Las distancias eran cortas de quienes se sentaban junto a nosotros, pero cada uno se sentía más lejos del otro, era como si por un instante hubiéramos olvidado que existíamos en un espacio físico, y nos volvíamos entre respiro y respiro tan sólo pensamientos. Podría apostar que todos intentaban recordar el último momento, la última conversación, el último adiós, pero podría apostar también que nadie se encontraba satisfecho con ese último instante.

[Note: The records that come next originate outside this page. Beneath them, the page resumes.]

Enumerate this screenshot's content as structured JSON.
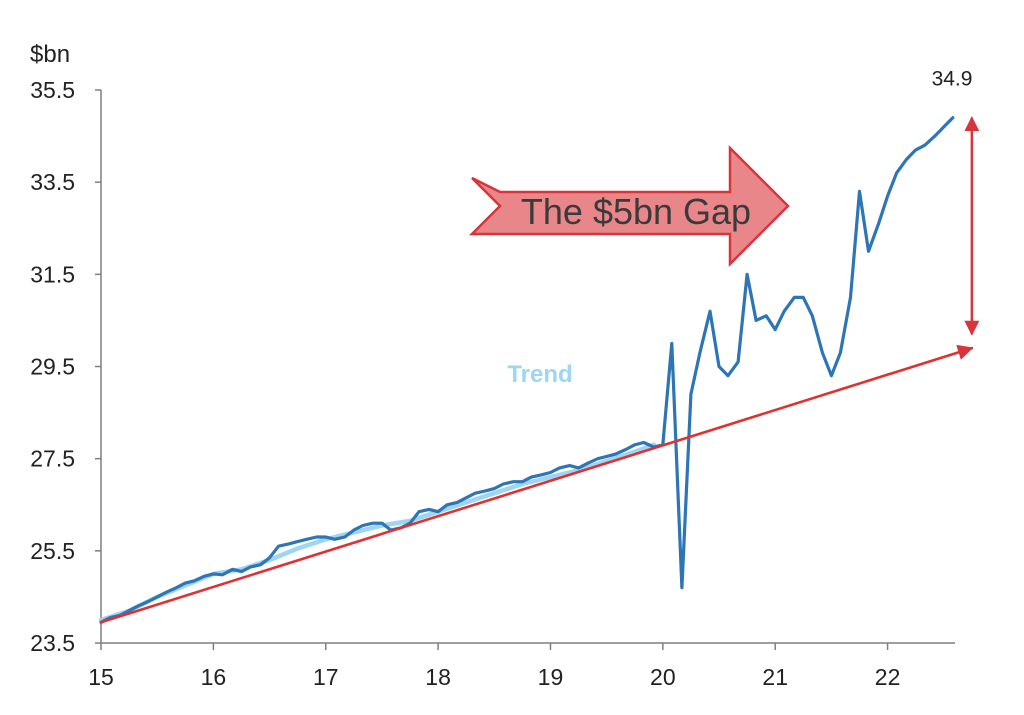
{
  "chart_data": {
    "type": "line",
    "title": "",
    "xlabel": "",
    "ylabel": "$bn",
    "xlim": [
      15,
      22.6
    ],
    "ylim": [
      23.5,
      35.5
    ],
    "x_ticks": [
      "15",
      "16",
      "17",
      "18",
      "19",
      "20",
      "21",
      "22"
    ],
    "y_ticks": [
      "35.5",
      "33.5",
      "31.5",
      "29.5",
      "27.5",
      "25.5",
      "23.5"
    ],
    "grid": false,
    "series": [
      {
        "name": "",
        "color": "#2e75b6",
        "x": [
          15.0,
          15.08,
          15.17,
          15.25,
          15.33,
          15.42,
          15.5,
          15.58,
          15.67,
          15.75,
          15.83,
          15.92,
          16.0,
          16.08,
          16.17,
          16.25,
          16.33,
          16.42,
          16.5,
          16.58,
          16.67,
          16.75,
          16.83,
          16.92,
          17.0,
          17.08,
          17.17,
          17.25,
          17.33,
          17.42,
          17.5,
          17.58,
          17.67,
          17.75,
          17.83,
          17.92,
          18.0,
          18.08,
          18.17,
          18.25,
          18.33,
          18.42,
          18.5,
          18.58,
          18.67,
          18.75,
          18.83,
          18.92,
          19.0,
          19.08,
          19.17,
          19.25,
          19.33,
          19.42,
          19.5,
          19.58,
          19.67,
          19.75,
          19.83,
          19.92,
          20.0,
          20.08,
          20.17,
          20.25,
          20.33,
          20.42,
          20.5,
          20.58,
          20.67,
          20.75,
          20.83,
          20.92,
          21.0,
          21.08,
          21.17,
          21.25,
          21.33,
          21.42,
          21.5,
          21.58,
          21.67,
          21.75,
          21.83,
          21.92,
          22.0,
          22.08,
          22.17,
          22.25,
          22.33,
          22.42,
          22.5,
          22.58
        ],
        "y": [
          23.95,
          24.05,
          24.1,
          24.2,
          24.3,
          24.4,
          24.5,
          24.6,
          24.7,
          24.8,
          24.85,
          24.95,
          25.0,
          24.98,
          25.1,
          25.05,
          25.15,
          25.2,
          25.35,
          25.6,
          25.65,
          25.7,
          25.75,
          25.8,
          25.8,
          25.75,
          25.8,
          25.95,
          26.05,
          26.1,
          26.1,
          25.95,
          26.0,
          26.1,
          26.35,
          26.4,
          26.35,
          26.5,
          26.55,
          26.65,
          26.75,
          26.8,
          26.85,
          26.95,
          27.0,
          27.0,
          27.1,
          27.15,
          27.2,
          27.3,
          27.35,
          27.3,
          27.4,
          27.5,
          27.55,
          27.6,
          27.7,
          27.8,
          27.85,
          27.75,
          27.8,
          30.0,
          24.7,
          28.9,
          29.8,
          30.7,
          29.5,
          29.3,
          29.6,
          31.5,
          30.5,
          30.6,
          30.3,
          30.7,
          31.0,
          31.0,
          30.6,
          29.8,
          29.3,
          29.8,
          31.0,
          33.3,
          32.0,
          32.6,
          33.2,
          33.7,
          34.0,
          34.2,
          34.3,
          34.5,
          34.7,
          34.9
        ]
      },
      {
        "name": "Trend",
        "color": "#9dd5f3",
        "x": [
          15.0,
          15.25,
          15.5,
          15.75,
          16.0,
          16.25,
          16.5,
          16.75,
          17.0,
          17.25,
          17.5,
          17.75,
          18.0,
          18.25,
          18.5,
          18.75,
          19.0,
          19.25,
          19.5,
          19.75,
          19.92
        ],
        "y": [
          24.0,
          24.2,
          24.5,
          24.75,
          25.0,
          25.1,
          25.3,
          25.55,
          25.75,
          25.9,
          26.05,
          26.15,
          26.35,
          26.55,
          26.75,
          26.95,
          27.1,
          27.25,
          27.45,
          27.65,
          27.8
        ]
      },
      {
        "name": "",
        "color": "#e03131",
        "x": [
          15.0,
          22.75
        ],
        "y": [
          23.95,
          29.9
        ]
      }
    ],
    "annotations": {
      "last_value_label": "34.9",
      "gap_label": "The $5bn Gap",
      "gap_arrow": {
        "x": 22.75,
        "y_from": 30.2,
        "y_to": 34.9
      },
      "arrow_fill": "#e8868a",
      "arrow_stroke": "#d9343a"
    }
  }
}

Enterado de la noticia, la ciudad blanca buscó entre sus trajes el terno negro que jamás había usado, vistió de él colgándolo entre sus hombros y como una niebla recorrió las calles de piedra hasta llegar a la puerta A-38. En sus manos llevaba una flor blanca, en sus mejillas un par de lágrimas y en el pecho un rosario con el cual estaba seguro de ganarle un espacio en el cielo.
Al entrar pudo ver el jardín, donde las flores empezaban a perder su imponente color amarillo y tomaban de vestido el opaco color de la noche. Mientras tanto, la ventana que revelaba la triste imagen de la sala parecía ser un cuadro de pintura donde ninguna de las figuras se movía y el óleo de nuestras mejillas parecía derretirse por las lágrimas que no dejaban de brotar.
El tiempo, detenido a las 4:40, volvía a caminar, en el mismo instante que nuestros rostros reflejaban mayor edad de la que habíamos tenido al amanecer. Yo, mientras tanto, seguía luciendo afligido, pensante, atento, con los ojos intermitentes de lágrimas que estaban prohibidas de salir y en mis manos sostenía el libro que hace una semana le había prometido dar para leer, el jugo de limón que en verdad era de jamaica pero sabía a tamarindo y la torta de cartón que tanto quería tener para un cumpleaños donde el fuego de las velas jamas podrá apagarse.